Iowa State’s athletic department had a total operating revenue of roughly $68 million for the 16 varsity sports that Iowa State supported in the 2013-14 school year, according to Shaw Media, which acquired the financial data from the Freedom of Information Act requests sent to the NCAA. After paying for coaches’ salaries, travel expenses, equipment, etc., that $68 million in revenue dwindled to a $202,669 profit.
"I think if there was backing from donors and past players, then [reinstating a Division 1 baseball program] could be a realistic thing," Odland said. "I'd like to see a survey on what people's thoughts are on this subject."

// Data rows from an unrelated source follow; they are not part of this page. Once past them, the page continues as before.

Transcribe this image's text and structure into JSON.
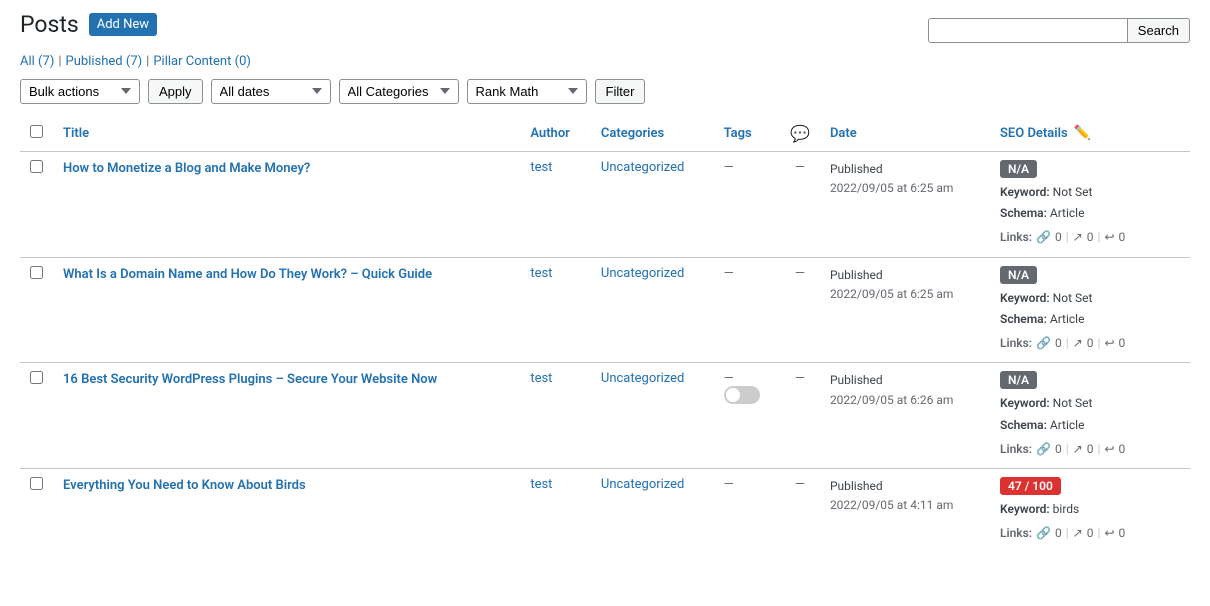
{
  "page": {
    "title": "Posts",
    "add_new_label": "Add New"
  },
  "sub_nav": {
    "all_label": "All",
    "all_count": "7",
    "published_label": "Published",
    "published_count": "7",
    "pillar_label": "Pillar Content",
    "pillar_count": "0"
  },
  "search": {
    "placeholder": "",
    "button_label": "Search"
  },
  "filters": {
    "bulk_actions_label": "Bulk actions",
    "apply_label": "Apply",
    "all_dates_label": "All dates",
    "all_categories_label": "All Categories",
    "rank_math_label": "Rank Math",
    "filter_label": "Filter"
  },
  "table": {
    "headers": {
      "title": "Title",
      "author": "Author",
      "categories": "Categories",
      "tags": "Tags",
      "comments": "💬",
      "date": "Date",
      "seo_details": "SEO Details"
    },
    "rows": [
      {
        "id": 1,
        "title": "How to Monetize a Blog and Make Money?",
        "author": "test",
        "categories": "Uncategorized",
        "tags": "—",
        "comments": "—",
        "date_status": "Published",
        "date": "2022/09/05 at 6:25 am",
        "seo_badge": "N/A",
        "seo_badge_type": "na",
        "keyword_label": "Keyword:",
        "keyword_value": "Not Set",
        "schema_label": "Schema:",
        "schema_value": "Article",
        "links_label": "Links:",
        "links_internal": "0",
        "links_external": "0",
        "links_incoming": "0"
      },
      {
        "id": 2,
        "title": "What Is a Domain Name and How Do They Work? – Quick Guide",
        "author": "test",
        "categories": "Uncategorized",
        "tags": "—",
        "comments": "—",
        "date_status": "Published",
        "date": "2022/09/05 at 6:25 am",
        "seo_badge": "N/A",
        "seo_badge_type": "na",
        "keyword_label": "Keyword:",
        "keyword_value": "Not Set",
        "schema_label": "Schema:",
        "schema_value": "Article",
        "links_label": "Links:",
        "links_internal": "0",
        "links_external": "0",
        "links_incoming": "0"
      },
      {
        "id": 3,
        "title": "16 Best Security WordPress Plugins – Secure Your Website Now",
        "author": "test",
        "categories": "Uncategorized",
        "tags": "—",
        "comments": "—",
        "date_status": "Published",
        "date": "2022/09/05 at 6:26 am",
        "seo_badge": "N/A",
        "seo_badge_type": "na",
        "keyword_label": "Keyword:",
        "keyword_value": "Not Set",
        "schema_label": "Schema:",
        "schema_value": "Article",
        "links_label": "Links:",
        "links_internal": "0",
        "links_external": "0",
        "links_incoming": "0",
        "has_toggle": true
      },
      {
        "id": 4,
        "title": "Everything You Need to Know About Birds",
        "author": "test",
        "categories": "Uncategorized",
        "tags": "—",
        "comments": "—",
        "date_status": "Published",
        "date": "2022/09/05 at 4:11 am",
        "seo_badge": "47 / 100",
        "seo_badge_type": "score",
        "keyword_label": "Keyword:",
        "keyword_value": "birds",
        "schema_label": "Schema:",
        "schema_value": "",
        "links_label": "Links:",
        "links_internal": "0",
        "links_external": "0",
        "links_incoming": "0"
      }
    ]
  }
}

Iowa State was one of only six Big 12 schools to break even in athletic department profit in 2013-14.
It would take roughly $15-$22 million to bring back baseball, Odland said. The bulk of that expense would come from building a field that is up to Big 12 standards.
West Virginia, a fellow Big 12 school, recently constructed a new baseball stadium that cost nearly $21 million. The Mountaineers partnered with the West Virginia Black Bears, a team in the short-season Class-A New York-Penn League.
No one knows better what the baseball club has experienced in the past four years than Chad Allmann. Allmann is a senior pitcher for the club and made an immediate impact when he first stepped onto the field.
Allmann has witnessed the growth of the fall ball league grow from 50 players his freshman year to 150 his senior year. Allmann was also there when the club was struggling to keep up with Iowa in conference play. He was also there when the club stepped onto the field in Paducah for the NCBA World Series.
“Huge progress has been made from when I first joined the club,” Allmann said. “The facilities have been upgraded, our fan base has grown and the talent of our players has grown.”
Allmann put out a step-by-step plan on what he thinks it would take to garner talk of a team returning. Step one and step two have already occurred with a World Series berth and Cap Timm Field renovations. The only step missing is a loyal fan base big enough to support a Big 12 baseball team, but he doesn’t see that taking much longer to create.
“It’s only a matter of time before baseball is back,” Allmann said. “Iowa State Alumni want it back and it may only be 10 years down the road before it returns.”